Handball-legende zöll stirbt mit 81 – weltmeistertrainer und dhb-vize
Die deutsche Handballszene trauert um eine ihrer prägenden Figuren: Klaus Zöll, ehemaliger Vizepräsident des Deutschen Handball-Bundes (DHB) und erfolgreicher Trainer des TV Großwallstadt, ist im Alter von 81 Jahren verstorben. Sein Tod hinterlässt eine Lücke in der Welt des Handballs und in den Herzen seiner Familie.

Ein vermächtnis des erfolgs und der innovation
Zölls Name ist untrennbar mit dem Triumph des deutschen Nationalteams bei der Weltmeisterschaft 1978 in Dänemark verbunden. Als Teil des Betreuerstabs unter Bundestrainer Vlado Stenzel feierte das DHB-Team einen überraschenden Sieg gegen die vermeintlich unschlagbaren Sowjetrussen – ein Moment, der für viele Fans unvergesslich ist. 20:19 lautete der knappe Endstand, der den Weltmeistertitel bescherte.

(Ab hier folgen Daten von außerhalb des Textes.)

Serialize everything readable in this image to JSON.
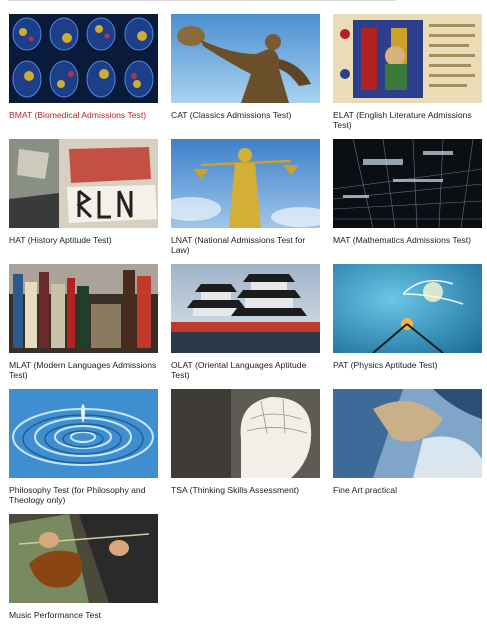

Doch Zölls Einfluss beschränkte sich nicht nur auf die Nationalmannschaft. Mit dem TV Großwallstadt schuf er eine Mannschaft von Weltklasse, aus der Spieler wie Manfred Hofmann, Claus Hormel, Manfred Freisler und Kurt Klühspies hervorgingen. Drei Meistertitel (1978, 1979, 1981) und der Gewinn des Europapokals der Landesmeister 1979 gegen SC Empor Rostock zeugen von seiner außergewöhnlichen Trainerleistung. Das deutsch-deutsche Finale gegen Rostock war dabei ein besonderes Kapitel.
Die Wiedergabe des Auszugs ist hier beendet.